Second-highest is James Preston, president and CEO of the Pennsylvania Higher Education Assistance Agency, or PHEAA, who makes $319,999 a year. Spokesman Mike Reiber said Preston would not comment but added that "recruiting and retaining experienced leaders to guide the agency requires a unique blend of skill, experience and industry knowledge." He noted that the agency guarantees more than $190 billion in student-loan assets held by nearly 400 lenders and employs nearly 2,500 people.
The paper said it assembled payroll for the executive, legislative and judicial branches, including state row offices and independent agencies such as the Gaming Control Board, Turnpike Commission and Pennsylvania Higher Education Assistance Agency. Those earning $100,000 or more included physicians, elected leaders, judges, investment officers, college professors, corrections supervisors and state police sergeants, the paper said.
To help address the state's budget crisis, Gov. Tom Corbett, whose $177,401 salary ranks him 86th on the list, has proposed slashing university spending by 50 percent. His press secretary, Kevin Harley, said the paper's review review "demonstrates that state-supported higher education cannot be the only recession-proof industry in Pennsylvania."
House Republican Policy Chairman Dave Reed, R-Indiana County, who as a legislative leader makes $90,792, said "everybody focuses on the Legislature" when debating salaries, but executive and judicial salaries not only exceed legislative salaries but also that of the governor.
University presidents, professors, administrators and those in the agency overseeing 14 state-owned universities accounted for 1,490 or 42 percent of the 3,579 state employees reported to be making $100,000 or more.

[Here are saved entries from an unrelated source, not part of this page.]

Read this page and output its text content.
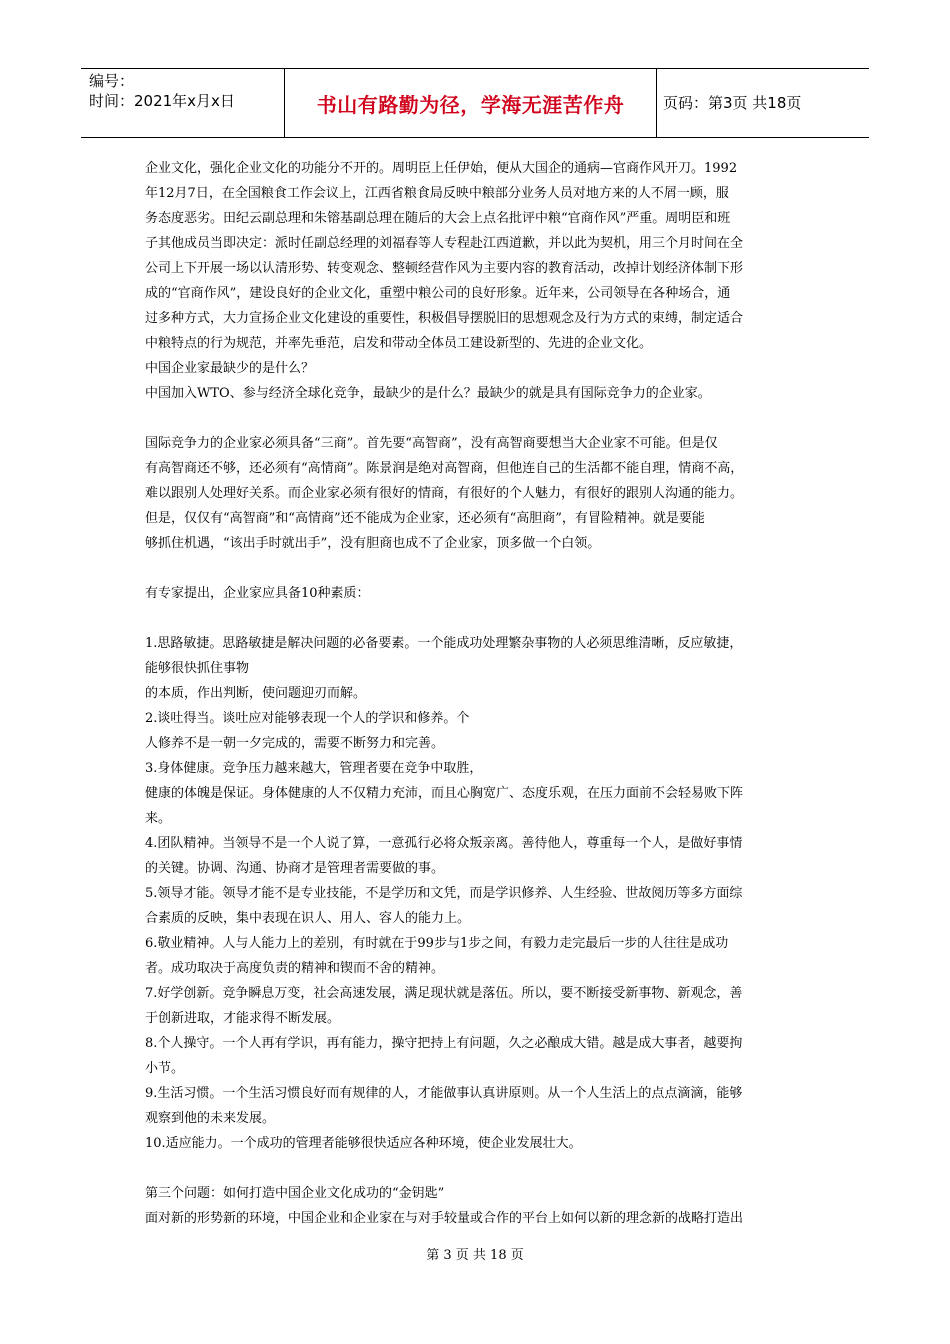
编号：
时间：2021年x月x日	书山有路勤为径，学海无涯苦作舟	页码：第3页 共18页

企业文化，强化企业文化的功能分不开的。周明臣上任伊始，便从大国企的通病—官商作风开刀。1992

年12月7日，在全国粮食工作会议上，江西省粮食局反映中粮部分业务人员对地方来的人不屑一顾，服

务态度恶劣。田纪云副总理和朱镕基副总理在随后的大会上点名批评中粮“官商作风”严重。周明臣和班

子其他成员当即决定：派时任副总经理的刘福春等人专程赴江西道歉，并以此为契机，用三个月时间在全

公司上下开展一场以认清形势、转变观念、整顿经营作风为主要内容的教育活动，改掉计划经济体制下形

成的“官商作风”，建设良好的企业文化，重塑中粮公司的良好形象。近年来，公司领导在各种场合，通

过多种方式，大力宣扬企业文化建设的重要性，积极倡导摆脱旧的思想观念及行为方式的束缚，制定适合

中粮特点的行为规范，并率先垂范，启发和带动全体员工建设新型的、先进的企业文化。

中国企业家最缺少的是什么？

中国加入WTO、参与经济全球化竞争，最缺少的是什么？最缺少的就是具有国际竞争力的企业家。

国际竞争力的企业家必须具备“三商”。首先要“高智商”，没有高智商要想当大企业家不可能。但是仅

有高智商还不够，还必须有“高情商”。陈景润是绝对高智商，但他连自己的生活都不能自理，情商不高，

难以跟别人处理好关系。而企业家必须有很好的情商，有很好的个人魅力，有很好的跟别人沟通的能力。

但是，仅仅有“高智商”和“高情商”还不能成为企业家，还必须有“高胆商”，有冒险精神。就是要能

够抓住机遇，“该出手时就出手”，没有胆商也成不了企业家，顶多做一个白领。

有专家提出，企业家应具备10种素质：

1.思路敏捷。思路敏捷是解决问题的必备要素。一个能成功处理繁杂事物的人必须思维清晰，反应敏捷，

能够很快抓住事物

的本质，作出判断，使问题迎刃而解。

2.谈吐得当。谈吐应对能够表现一个人的学识和修养。个

人修养不是一朝一夕完成的，需要不断努力和完善。

3.身体健康。竞争压力越来越大，管理者要在竞争中取胜，

健康的体魄是保证。身体健康的人不仅精力充沛，而且心胸宽广、态度乐观，在压力面前不会轻易败下阵

来。

4.团队精神。当领导不是一个人说了算，一意孤行必将众叛亲离。善待他人，尊重每一个人，是做好事情

的关键。协调、沟通、协商才是管理者需要做的事。

5.领导才能。领导才能不是专业技能，不是学历和文凭，而是学识修养、人生经验、世故阅历等多方面综

合素质的反映，集中表现在识人、用人、容人的能力上。

6.敬业精神。人与人能力上的差别，有时就在于99步与1步之间，有毅力走完最后一步的人往往是成功

者。成功取决于高度负责的精神和锲而不舍的精神。

7.好学创新。竞争瞬息万变，社会高速发展，满足现状就是落伍。所以，要不断接受新事物、新观念，善

于创新进取，才能求得不断发展。

8.个人操守。一个人再有学识，再有能力，操守把持上有问题，久之必酿成大错。越是成大事者，越要拘

小节。

9.生活习惯。一个生活习惯良好而有规律的人，才能做事认真讲原则。从一个人生活上的点点滴滴，能够

观察到他的未来发展。

10.适应能力。一个成功的管理者能够很快适应各种环境，使企业发展壮大。

第三个问题：如何打造中国企业文化成功的“金钥匙”

面对新的形势新的环境，中国企业和企业家在与对手较量或合作的平台上如何以新的理念新的战略打造出

第 3 页 共 18 页
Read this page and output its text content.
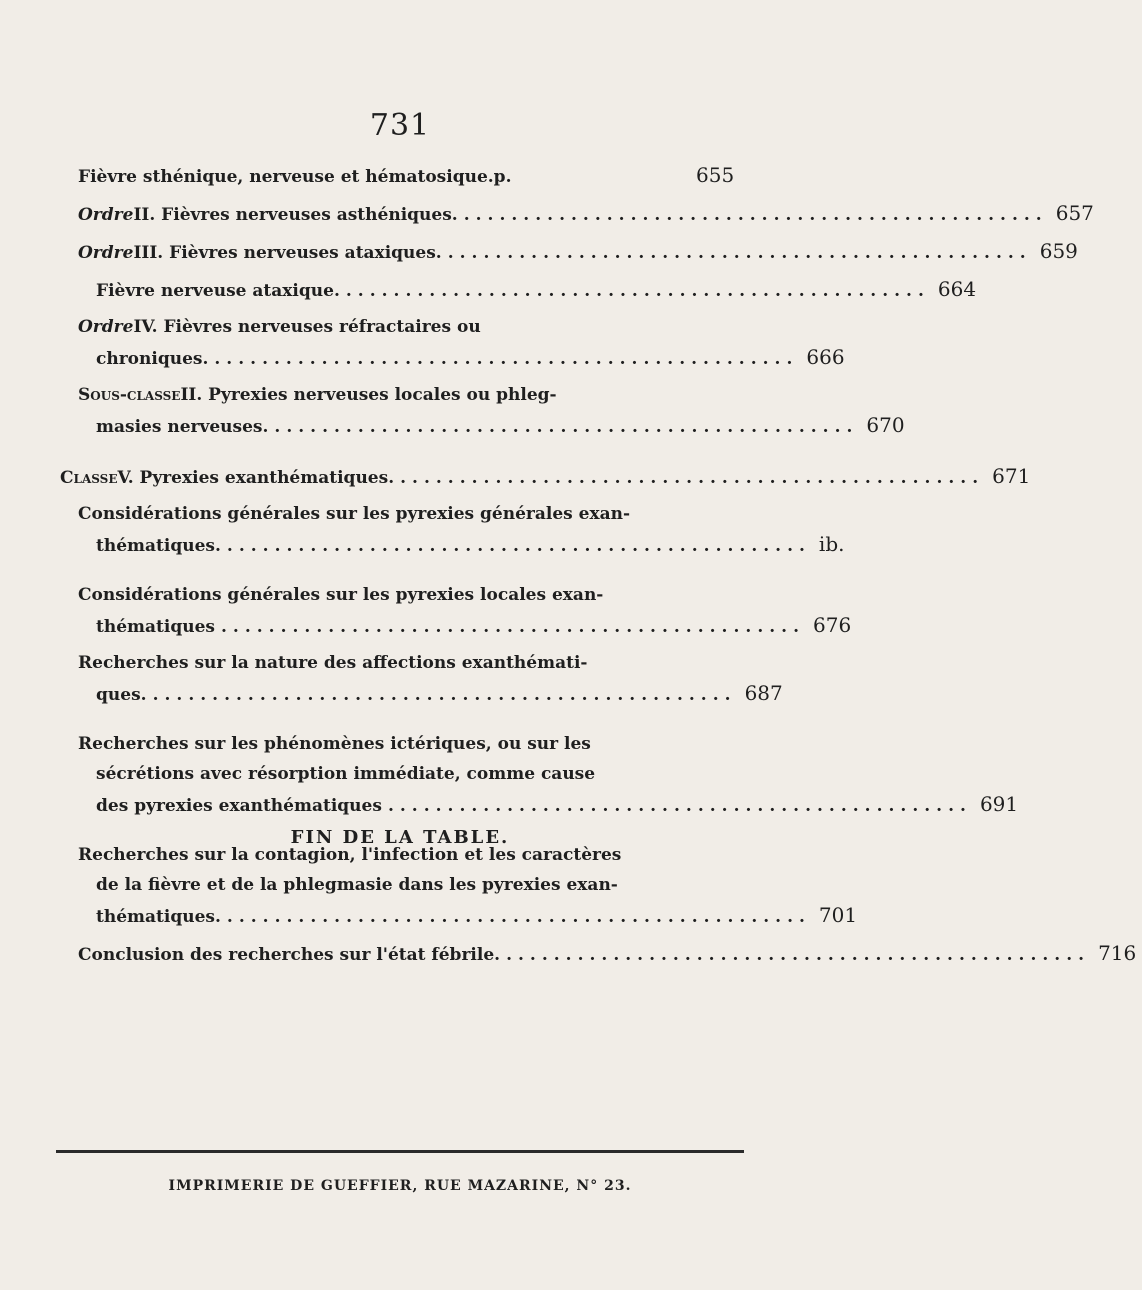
731
Fièvre sthénique, nerveuse et hématosique.p.	655
Ordre II. Fièvres nerveuses asthéniques. ................................................. 657
Ordre III. Fièvres nerveuses ataxiques. ................................................. 659
Fièvre nerveuse ataxique. ................................................. 664
Ordre IV. Fièvres nerveuses réfractaires ou
chroniques. ................................................. 666
Sous-classe II. Pyrexies nerveuses locales ou phleg-
masies nerveuses. ................................................. 670
Classe V. Pyrexies exanthématiques. ................................................. 671
Considérations générales sur les pyrexies générales exan-
thématiques. ................................................. ib.
Considérations générales sur les pyrexies locales exan-
thématiques ................................................. 676
Recherches sur la nature des affections exanthémati-
ques. ................................................. 687
Recherches sur les phénomènes ictériques, ou sur les
sécrétions avec résorption immédiate, comme cause
des pyrexies exanthématiques ................................................. 691
Recherches sur la contagion, l'infection et les caractères
de la fièvre et de la phlegmasie dans les pyrexies exan-
thématiques. ................................................. 701
Conclusion des recherches sur l'état fébrile. ................................................. 716
FIN DE LA TABLE.
IMPRIMERIE DE GUEFFIER, RUE MAZARINE, N° 23.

Other agencies and institutions with substantial numbers of people making that or more include the judiciary (591), the Department of Public Welfare (181), and state police (180), the paper said.
Officials with the state's university system concede that faculty members, whose compensation is set through collective bargaining agreements, are well-paid by industry standards. Most of their salaries rank around the 85th percentile when compared to a survey of universities the Chronicle of Higher Education published in April.
Philadelphia attorney Ken Jarin, chairman of the system's board of governors, said it had the lowest tuition increases of any state system in the country during the past six years - about 3.3 percent a year - and has difficulty recruiting and keeping university presidents. Eleven presidents retired or announced departures since 2005.
"In the world of Harrisburg, those salaries appear high. They are higher than the governor and most people in state government. But in the arena we are competing, those salaries are very, very low," Jarin said.
Although Supreme Court Chief Justice Ronald Castille, the presiding officer in the judicial branch, is the third highest-paid chief justice in the United States at $195,138, according to a January 2011 salary survey by the National Center for State Courts, he makes less money than 28 other Pennsylvania state government employees, the paper said.